Ketua Forum Perlindungan Korban Kekerasan Kota Jogja Tri Kirana Muslidatun mengatakan angka kekerasan yang dialami perempuan terutama kekerasan dalam rumah tangga (KDRT) turun hingga 90%. Sayangnya, kondisi itu tidak dibarengi dengan kasus kekerasan yang dialami anak.

“Kasus kekerasan kepada anak cenderung naik, terutama kekerasan seksual. Kenaikannya bisa mencapai 200 persen pada akhir tahun lalu,” katanya di sela peringatan Hari Anti Kekerasan, Rabu (28/11/2018).

Berdasarkan data yang dimiliki Forum Perlindungan Korban Kekerasan Kota Jogja, selama 2017 total kasus kekerasan perempuan dan anak di Jogja tercatat 254 kasus.

Dari jumlah tersebut sebanyak 17 kasus merupakan kasus pelecehan seksual, delapan kasus pencabulan, sembilan kasus perkosaan dan sembilan kasus eksploitasi terhadap anak.

Selain dilakukan antarsesama anak-anak, berusia di bawah 18 tahun, kekerasan terhadap anak juga dilakukan oleh orang yang lebih dewasa.

Peningkatan kekerasan seksual pada anak ini dipicu oleh berbagai faktor. Seperti kemudahan anak mengakses Internet, mereka tanpa sengaja melihat konten-konten berisi pornografi dan kemudian mencontohnya. “Dalam konteks ini, anak-anak tidak memiliki pengetahuan untuk menyaring informasi sehingga tidak menyadari tindakan yang mereka lakukan berakibat buruk,” kata Tri Kirana.

Untuk menekan kasus kekerasan pada anak, khususnya kekerasan seksual, kata Kirana, salah satu langkah yang bisa dilakukan adalah dengan menggerakkan kader gender yang ada disetiap kelurahan.

“Anak yang menjadi korban juga kami berikan pendampingan agar tidak trauma. Ini penting karena korban kekerasan pada anak ini bahkan ada yang dialami anak usia empat tahun,” katanya.

Jika kasus kekerasan seksual dilakukan antar sesama anak, umumnya diarahkan pada pendampingan. Kader gender di kelurahan akan memberikan pendampingan ke sekolah dengan pendekatan sosial agar anak-anak memiliki pemahaman mengenai seksualitas sesuai dengan usia mereka.
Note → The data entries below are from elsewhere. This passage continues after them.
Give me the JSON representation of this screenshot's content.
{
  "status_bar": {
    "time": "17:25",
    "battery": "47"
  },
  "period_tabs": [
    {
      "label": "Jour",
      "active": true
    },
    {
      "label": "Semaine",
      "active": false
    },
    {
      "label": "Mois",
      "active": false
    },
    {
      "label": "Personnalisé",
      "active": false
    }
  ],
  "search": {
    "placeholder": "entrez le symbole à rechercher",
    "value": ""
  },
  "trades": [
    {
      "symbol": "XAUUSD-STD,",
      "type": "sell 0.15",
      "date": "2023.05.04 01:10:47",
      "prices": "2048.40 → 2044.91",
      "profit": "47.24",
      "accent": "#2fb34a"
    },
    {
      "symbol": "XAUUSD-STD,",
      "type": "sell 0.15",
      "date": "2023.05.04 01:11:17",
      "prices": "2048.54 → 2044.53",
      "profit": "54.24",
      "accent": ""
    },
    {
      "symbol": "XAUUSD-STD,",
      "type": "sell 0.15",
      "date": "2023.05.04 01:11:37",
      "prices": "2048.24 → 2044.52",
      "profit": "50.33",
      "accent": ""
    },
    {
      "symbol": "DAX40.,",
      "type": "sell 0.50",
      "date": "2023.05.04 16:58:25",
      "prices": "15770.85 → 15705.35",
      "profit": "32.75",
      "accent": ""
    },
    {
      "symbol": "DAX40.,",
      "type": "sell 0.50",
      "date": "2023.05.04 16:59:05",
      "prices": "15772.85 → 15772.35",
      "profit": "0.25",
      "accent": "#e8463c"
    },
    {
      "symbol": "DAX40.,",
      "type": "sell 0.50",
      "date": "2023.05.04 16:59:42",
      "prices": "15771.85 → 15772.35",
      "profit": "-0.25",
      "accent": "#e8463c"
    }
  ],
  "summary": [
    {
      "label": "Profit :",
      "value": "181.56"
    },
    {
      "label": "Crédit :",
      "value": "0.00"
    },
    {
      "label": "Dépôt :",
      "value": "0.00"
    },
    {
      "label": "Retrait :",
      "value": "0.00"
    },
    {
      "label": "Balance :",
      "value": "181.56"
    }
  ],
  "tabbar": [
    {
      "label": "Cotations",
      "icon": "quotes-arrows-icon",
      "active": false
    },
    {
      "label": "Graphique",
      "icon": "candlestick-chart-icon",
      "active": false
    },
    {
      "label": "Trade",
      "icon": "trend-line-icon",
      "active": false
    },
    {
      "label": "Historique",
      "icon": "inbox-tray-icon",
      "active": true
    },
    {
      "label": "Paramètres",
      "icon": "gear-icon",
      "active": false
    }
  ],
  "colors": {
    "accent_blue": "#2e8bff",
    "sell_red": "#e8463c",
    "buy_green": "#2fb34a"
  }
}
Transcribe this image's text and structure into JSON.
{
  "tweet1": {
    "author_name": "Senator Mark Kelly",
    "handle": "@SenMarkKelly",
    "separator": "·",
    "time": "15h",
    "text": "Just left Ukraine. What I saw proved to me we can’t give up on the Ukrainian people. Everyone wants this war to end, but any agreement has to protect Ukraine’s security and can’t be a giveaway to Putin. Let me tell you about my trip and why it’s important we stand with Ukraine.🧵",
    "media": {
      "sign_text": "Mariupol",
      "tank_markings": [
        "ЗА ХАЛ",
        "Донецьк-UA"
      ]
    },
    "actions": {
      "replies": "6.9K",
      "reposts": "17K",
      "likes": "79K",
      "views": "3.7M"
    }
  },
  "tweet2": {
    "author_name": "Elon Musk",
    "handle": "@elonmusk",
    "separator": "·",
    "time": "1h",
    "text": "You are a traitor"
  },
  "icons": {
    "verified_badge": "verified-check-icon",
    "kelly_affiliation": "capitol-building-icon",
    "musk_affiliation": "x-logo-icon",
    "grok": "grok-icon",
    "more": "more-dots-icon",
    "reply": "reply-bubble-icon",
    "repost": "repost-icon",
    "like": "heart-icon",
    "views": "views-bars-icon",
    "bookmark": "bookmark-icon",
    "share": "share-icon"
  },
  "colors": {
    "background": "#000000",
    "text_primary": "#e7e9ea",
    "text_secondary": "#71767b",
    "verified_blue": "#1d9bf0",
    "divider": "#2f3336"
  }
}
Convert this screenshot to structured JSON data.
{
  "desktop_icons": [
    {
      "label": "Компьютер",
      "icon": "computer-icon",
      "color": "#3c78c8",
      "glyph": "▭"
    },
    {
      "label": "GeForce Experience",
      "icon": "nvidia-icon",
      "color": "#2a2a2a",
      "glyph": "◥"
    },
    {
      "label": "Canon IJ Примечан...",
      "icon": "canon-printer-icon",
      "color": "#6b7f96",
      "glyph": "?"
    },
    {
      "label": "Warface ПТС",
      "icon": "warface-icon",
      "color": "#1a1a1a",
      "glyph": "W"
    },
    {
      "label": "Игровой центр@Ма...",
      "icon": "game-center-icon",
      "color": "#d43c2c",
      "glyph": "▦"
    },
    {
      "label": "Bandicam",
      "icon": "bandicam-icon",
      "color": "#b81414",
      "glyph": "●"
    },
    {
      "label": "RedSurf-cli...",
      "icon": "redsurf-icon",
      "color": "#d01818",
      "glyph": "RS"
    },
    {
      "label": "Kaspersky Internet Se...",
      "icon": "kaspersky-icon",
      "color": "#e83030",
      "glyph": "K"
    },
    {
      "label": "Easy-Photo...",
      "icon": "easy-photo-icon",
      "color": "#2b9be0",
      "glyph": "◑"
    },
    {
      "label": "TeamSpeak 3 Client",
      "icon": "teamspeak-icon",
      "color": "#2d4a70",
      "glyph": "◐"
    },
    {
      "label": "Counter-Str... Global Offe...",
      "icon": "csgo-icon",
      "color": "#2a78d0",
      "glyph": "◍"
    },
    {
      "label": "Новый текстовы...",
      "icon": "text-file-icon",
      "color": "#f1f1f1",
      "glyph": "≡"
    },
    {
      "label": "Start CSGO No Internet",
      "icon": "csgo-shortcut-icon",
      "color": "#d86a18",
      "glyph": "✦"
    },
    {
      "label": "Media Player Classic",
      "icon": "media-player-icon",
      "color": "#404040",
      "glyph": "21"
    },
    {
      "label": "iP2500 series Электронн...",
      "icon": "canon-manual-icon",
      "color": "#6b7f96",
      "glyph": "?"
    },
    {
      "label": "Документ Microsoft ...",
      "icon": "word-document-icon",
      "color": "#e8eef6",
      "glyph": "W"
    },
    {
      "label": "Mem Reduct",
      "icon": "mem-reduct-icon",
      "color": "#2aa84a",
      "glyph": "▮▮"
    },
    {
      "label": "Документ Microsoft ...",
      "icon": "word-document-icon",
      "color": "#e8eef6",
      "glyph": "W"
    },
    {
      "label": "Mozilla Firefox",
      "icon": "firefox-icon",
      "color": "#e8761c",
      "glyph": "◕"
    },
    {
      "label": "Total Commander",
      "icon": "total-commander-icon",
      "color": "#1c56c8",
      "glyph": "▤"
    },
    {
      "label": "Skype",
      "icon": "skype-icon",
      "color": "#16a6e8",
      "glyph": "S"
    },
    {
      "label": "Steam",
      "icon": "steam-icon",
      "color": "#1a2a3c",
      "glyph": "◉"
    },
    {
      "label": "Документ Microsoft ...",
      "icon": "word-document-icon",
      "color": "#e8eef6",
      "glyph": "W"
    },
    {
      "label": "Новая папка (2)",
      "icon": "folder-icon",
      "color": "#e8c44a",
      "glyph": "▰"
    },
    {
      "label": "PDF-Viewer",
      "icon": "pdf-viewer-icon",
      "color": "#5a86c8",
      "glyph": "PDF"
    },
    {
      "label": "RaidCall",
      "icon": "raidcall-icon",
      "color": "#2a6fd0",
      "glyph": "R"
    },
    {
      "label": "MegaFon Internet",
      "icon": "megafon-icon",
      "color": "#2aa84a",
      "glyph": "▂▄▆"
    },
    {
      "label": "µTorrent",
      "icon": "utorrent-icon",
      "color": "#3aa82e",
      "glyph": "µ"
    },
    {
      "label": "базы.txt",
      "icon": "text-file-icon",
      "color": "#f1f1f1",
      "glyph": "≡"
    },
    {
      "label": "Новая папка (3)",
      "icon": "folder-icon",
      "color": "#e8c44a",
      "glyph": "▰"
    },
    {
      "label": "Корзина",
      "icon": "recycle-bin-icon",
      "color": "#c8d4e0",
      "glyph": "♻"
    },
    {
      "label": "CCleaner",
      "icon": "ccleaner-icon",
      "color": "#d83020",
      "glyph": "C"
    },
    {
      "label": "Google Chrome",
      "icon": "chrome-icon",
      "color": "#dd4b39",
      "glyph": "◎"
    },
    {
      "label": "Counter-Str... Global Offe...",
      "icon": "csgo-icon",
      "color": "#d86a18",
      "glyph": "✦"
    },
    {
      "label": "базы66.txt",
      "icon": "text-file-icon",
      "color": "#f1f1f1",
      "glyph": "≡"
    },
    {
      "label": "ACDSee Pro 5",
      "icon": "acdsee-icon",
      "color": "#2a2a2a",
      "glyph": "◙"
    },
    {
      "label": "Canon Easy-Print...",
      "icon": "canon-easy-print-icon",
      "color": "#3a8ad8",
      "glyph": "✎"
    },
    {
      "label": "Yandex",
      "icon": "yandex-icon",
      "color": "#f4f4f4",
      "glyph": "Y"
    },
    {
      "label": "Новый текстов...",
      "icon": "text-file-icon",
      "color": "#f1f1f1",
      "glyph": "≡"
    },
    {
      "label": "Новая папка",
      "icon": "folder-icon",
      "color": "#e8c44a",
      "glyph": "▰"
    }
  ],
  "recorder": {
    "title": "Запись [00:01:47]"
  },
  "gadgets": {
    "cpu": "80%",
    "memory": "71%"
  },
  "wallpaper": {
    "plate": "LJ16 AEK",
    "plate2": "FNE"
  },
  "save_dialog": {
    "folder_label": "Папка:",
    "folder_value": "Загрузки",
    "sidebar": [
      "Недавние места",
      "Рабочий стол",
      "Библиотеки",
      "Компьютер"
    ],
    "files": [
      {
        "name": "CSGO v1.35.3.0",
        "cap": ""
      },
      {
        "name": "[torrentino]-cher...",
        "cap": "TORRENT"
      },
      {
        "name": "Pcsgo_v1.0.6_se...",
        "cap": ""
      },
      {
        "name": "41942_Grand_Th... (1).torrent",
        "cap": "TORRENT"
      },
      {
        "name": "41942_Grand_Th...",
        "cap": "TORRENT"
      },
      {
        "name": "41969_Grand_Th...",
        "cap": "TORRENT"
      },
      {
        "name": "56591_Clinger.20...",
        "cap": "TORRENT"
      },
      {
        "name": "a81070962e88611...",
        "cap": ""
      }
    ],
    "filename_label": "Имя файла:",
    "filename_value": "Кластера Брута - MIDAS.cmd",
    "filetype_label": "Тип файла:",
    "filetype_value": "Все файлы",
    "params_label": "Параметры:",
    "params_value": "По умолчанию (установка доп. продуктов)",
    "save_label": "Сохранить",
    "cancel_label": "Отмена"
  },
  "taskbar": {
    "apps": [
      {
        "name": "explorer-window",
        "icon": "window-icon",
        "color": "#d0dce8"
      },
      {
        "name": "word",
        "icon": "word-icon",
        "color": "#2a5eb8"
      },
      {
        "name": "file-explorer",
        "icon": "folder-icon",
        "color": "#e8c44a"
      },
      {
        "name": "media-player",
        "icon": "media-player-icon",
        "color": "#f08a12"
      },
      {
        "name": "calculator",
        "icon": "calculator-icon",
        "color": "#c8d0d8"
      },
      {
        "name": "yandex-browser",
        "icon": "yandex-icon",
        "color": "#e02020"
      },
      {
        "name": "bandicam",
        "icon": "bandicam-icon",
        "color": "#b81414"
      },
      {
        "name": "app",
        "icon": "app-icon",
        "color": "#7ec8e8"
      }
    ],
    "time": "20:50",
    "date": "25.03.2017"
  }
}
“Berbeda kalau kasus kekerasan dilakukan oleh orang yang lebih dewasa. Penyelesaiannya melalui jalur hukum. Sudah ada yang yang diproses hukum, ada juga yang masih menjalani hukuman penjara,” katanya.

Pelaksana Tugas Kepala Dinas Pemberdayaan Perempuan Masyarakat dan Perlindungan Anak Kota Jogja Octo Noor Arafat mengatakan, upaya lain untuk menekan kasus kekerasan seksual pada anak dengan membentuk sekolah ramah anak. Pihaknya juga memetakan kasus untuk mencegah terjadinya kasus serupa di wilayah yang sama.

“Anak-anak yang berada di zona rawan juga diajari untuk menjaga diri dan bersikap. Jadi ketika ada yang melakukan tindakan mengarah pada kekerasan seksual mereka bisa tahu harus bagaimana,” katanya.

Pencegahan juga dilakukan dengan penguatan kampung ramah anak dan penyelenggaraan program Perlindungan Anak Terpadu Berbasis Masyarakat (PATBM). Saat ini, ada 21 PATBM di 45 kelurahan. PATBM ini tidak hanya bergerak saat muncul kasus, tetapi bisa berkampanye dan mencegah agar tidak ada kasus kekerasan pada anak.